22 June 2007

Alpine Solstice Hike

The first day of summer blazed in with hot 80 deg F temperatures--a good day to head for the mountains. RTD and I loaded up, drove to the Pintler, and found the Many Miles Lake trailhead. Thankfully, our good hiking friends in Anaconda have (once again) removed the FS trail marker sign in an effort to keep the searching hordes out of the Last Best Alpine Cirque.

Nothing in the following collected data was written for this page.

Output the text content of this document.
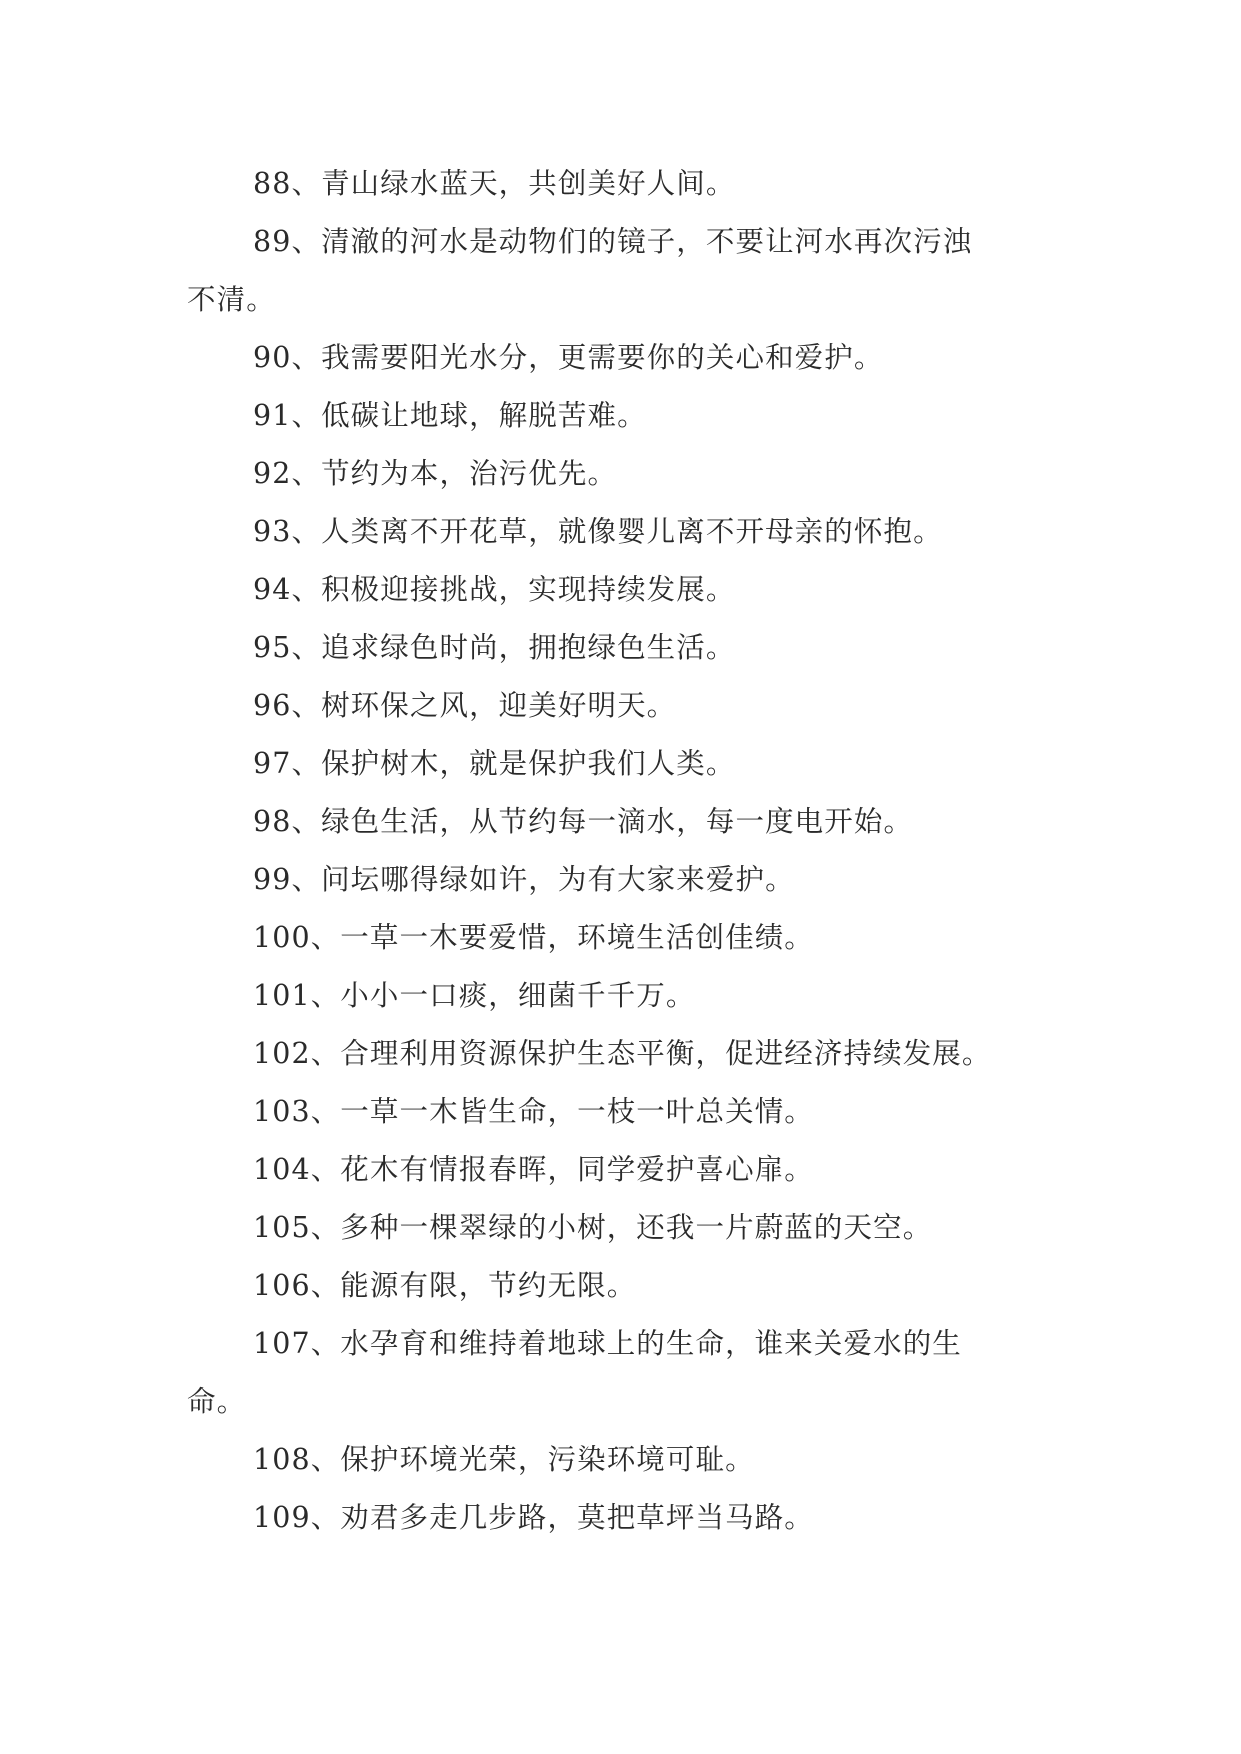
88、青山绿水蓝天，共创美好人间。
89、清澈的河水是动物们的镜子，不要让河水再次污浊
不清。
90、我需要阳光水分，更需要你的关心和爱护。
91、低碳让地球，解脱苦难。
92、节约为本，治污优先。
93、人类离不开花草，就像婴儿离不开母亲的怀抱。
94、积极迎接挑战，实现持续发展。
95、追求绿色时尚，拥抱绿色生活。
96、树环保之风，迎美好明天。
97、保护树木，就是保护我们人类。
98、绿色生活，从节约每一滴水，每一度电开始。
99、问坛哪得绿如许，为有大家来爱护。
100、一草一木要爱惜，环境生活创佳绩。
101、小小一口痰，细菌千千万。
102、合理利用资源保护生态平衡，促进经济持续发展。
103、一草一木皆生命，一枝一叶总关情。
104、花木有情报春晖，同学爱护喜心扉。
105、多种一棵翠绿的小树，还我一片蔚蓝的天空。
106、能源有限，节约无限。
107、水孕育和维持着地球上的生命，谁来关爱水的生
命。
108、保护环境光荣，污染环境可耻。
109、劝君多走几步路，莫把草坪当马路。
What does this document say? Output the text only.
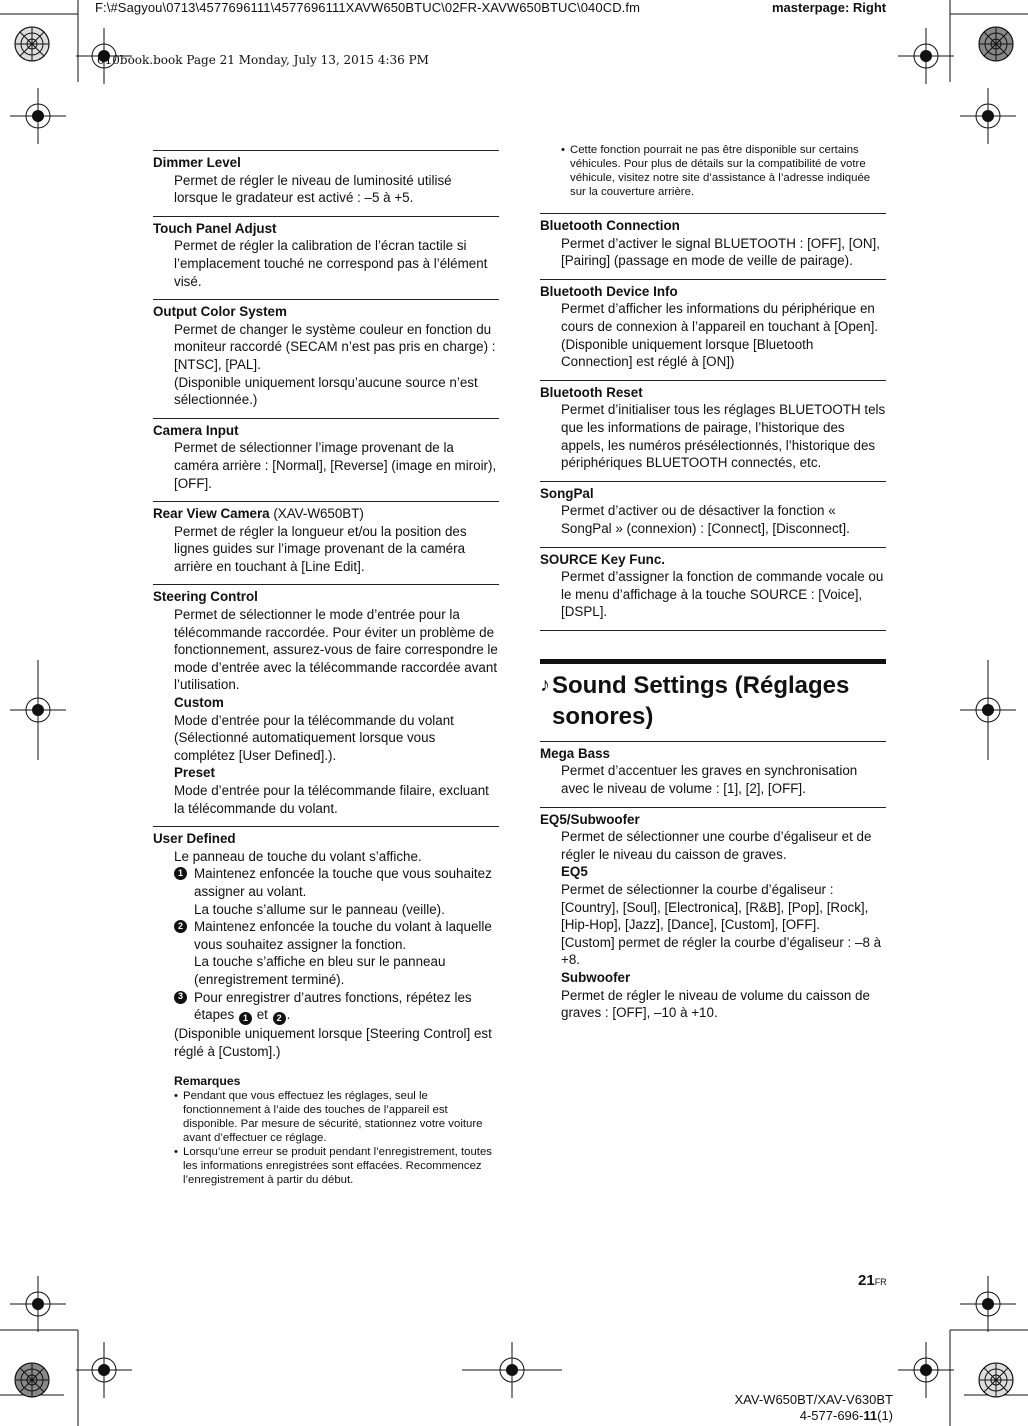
F:\#Sagyou\0713\4577696111\4577696111XAVW650BTUC\02FR-XAVW650BTUC\040CD.fm	masterpage: Right
010book.book Page 21 Monday, July 13, 2015 4:36 PM
Dimmer Level
Permet de régler le niveau de luminosité utilisé lorsque le gradateur est activé : –5 à +5.
Touch Panel Adjust
Permet de régler la calibration de l’écran tactile si l’emplacement touché ne correspond pas à l’élément visé.
Output Color System
Permet de changer le système couleur en fonction du moniteur raccordé (SECAM n’est pas pris en charge) : [NTSC], [PAL].
(Disponible uniquement lorsqu’aucune source n’est sélectionnée.)
Camera Input
Permet de sélectionner l’image provenant de la caméra arrière : [Normal], [Reverse] (image en miroir), [OFF].
Rear View Camera (XAV-W650BT)
Permet de régler la longueur et/ou la position des lignes guides sur l’image provenant de la caméra arrière en touchant à [Line Edit].
Steering Control
Permet de sélectionner le mode d’entrée pour la télécommande raccordée. Pour éviter un problème de fonctionnement, assurez-vous de faire correspondre le mode d’entrée avec la télécommande raccordée avant l’utilisation.
Custom
Mode d’entrée pour la télécommande du volant (Sélectionné automatiquement lorsque vous complétez [User Defined].).
Preset
Mode d’entrée pour la télécommande filaire, excluant la télécommande du volant.
User Defined
Le panneau de touche du volant s’affiche.
1 Maintenez enfoncée la touche que vous souhaitez assigner au volant.
La touche s’allume sur le panneau (veille).
2 Maintenez enfoncée la touche du volant à laquelle vous souhaitez assigner la fonction.
La touche s’affiche en bleu sur le panneau (enregistrement terminé).
3 Pour enregistrer d’autres fonctions, répétez les étapes 1 et 2 .
(Disponible uniquement lorsque [Steering Control] est réglé à [Custom].)
Remarques
• Pendant que vous effectuez les réglages, seul le fonctionnement à l’aide des touches de l’appareil est disponible. Par mesure de sécurité, stationnez votre voiture avant d’effectuer ce réglage.
• Lorsqu’une erreur se produit pendant l’enregistrement, toutes les informations enregistrées sont effacées. Recommencez l’enregistrement à partir du début.
• Cette fonction pourrait ne pas être disponible sur certains véhicules. Pour plus de détails sur la compatibilité de votre véhicule, visitez notre site d’assistance à l’adresse indiquée sur la couverture arrière.
Bluetooth Connection
Permet d’activer le signal BLUETOOTH : [OFF], [ON], [Pairing] (passage en mode de veille de pairage).
Bluetooth Device Info
Permet d’afficher les informations du périphérique en cours de connexion à l’appareil en touchant à [Open].
(Disponible uniquement lorsque [Bluetooth Connection] est réglé à [ON])
Bluetooth Reset
Permet d’initialiser tous les réglages BLUETOOTH tels que les informations de pairage, l’historique des appels, les numéros présélectionnés, l’historique des périphériques BLUETOOTH connectés, etc.
SongPal
Permet d’activer ou de désactiver la fonction « SongPal » (connexion) : [Connect], [Disconnect].
SOURCE Key Func.
Permet d’assigner la fonction de commande vocale ou le menu d’affichage à la touche SOURCE : [Voice], [DSPL].
♪ Sound Settings (Réglages sonores)
Mega Bass
Permet d’accentuer les graves en synchronisation avec le niveau de volume : [1], [2], [OFF].
EQ5/Subwoofer
Permet de sélectionner une courbe d’égaliseur et de régler le niveau du caisson de graves.
EQ5
Permet de sélectionner la courbe d’égaliseur : [Country], [Soul], [Electronica], [R&B], [Pop], [Rock], [Hip-Hop], [Jazz], [Dance], [Custom], [OFF].
[Custom] permet de régler la courbe d’égaliseur : –8 à +8.
Subwoofer
Permet de régler le niveau de volume du caisson de graves : [OFF], –10 à +10.
21FR
XAV-W650BT/XAV-V630BT
4-577-696-11(1)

Looks like a good year for beargrass blooms. They don't flower every year, but seem to like these wet springs. Here are some at mid-elevation (c. 8,000 foot) level:

It was hot as all hell hiking up the steep trail that brings you over from Many More Miles drainage to Many Miles Lakes. My bad for getting a late start. Normally, I'm on the trail by 7 am in hot weather, but Jan, AJ, and I fished until dark last night. Oh yeah, AJ caught his first trout on a dryfly. I told him he had to eat that first one raw, and I think he would have if I could have kept a straight face just 10 seconds longer:

Anyway, over the ridge and into the cirque and wasn't RTD happy to find a snow field and cool down:
Just a little further, and we were at Many Cutthroat Lake. Wow, it's still spring here at 9,000 feet, with golden glacier lillies, purple roosterheads, and tiny spring beauties. The latter have been my favorite since I learned to spring turkey hunt in Pennsylvania on Big Flat at the headwaters of Kinzua Creek. There, I would hide and call in a gobbler, shivering in the cool early-May dawn while listening to the birds and admiring the first flowers of spring:

Like most places in western Montana, even this remote hanging valley was not left untouched by the ravages of the Anaconda Copper Mining company. The company was caught illegally poaching cord wood c. 1900 on the newly created National Forests (i.e. Forest Reserves), and had to abandon the stacked logs. There are dozens of these piles scattered around the lakes: Time for a cup of tea. It's nice to sit on a log, look over the lake to the edge of the world (the lake's outlet), and wait for the water to boil (oh yeah, and swat mosquitoes): No, believe it or not, EcoRover does NOT kill trout everytime he goes out. But there is nothing like a mess of fat cutthroats for supper: As I fished, the air cooled and the billowy cumulus clouds began to tower and develop dark underbellies. Just as I finished cleaning the trout and packing them in snow, the thunderstorm broke. It felt good to hike back across the ridge to the trailhead in a downpour, and the nearby lightning strikes along the ridge were only mildly terrifying. And, with a few beers stashed in the creek for the ride home, life is good no matter how wet you are.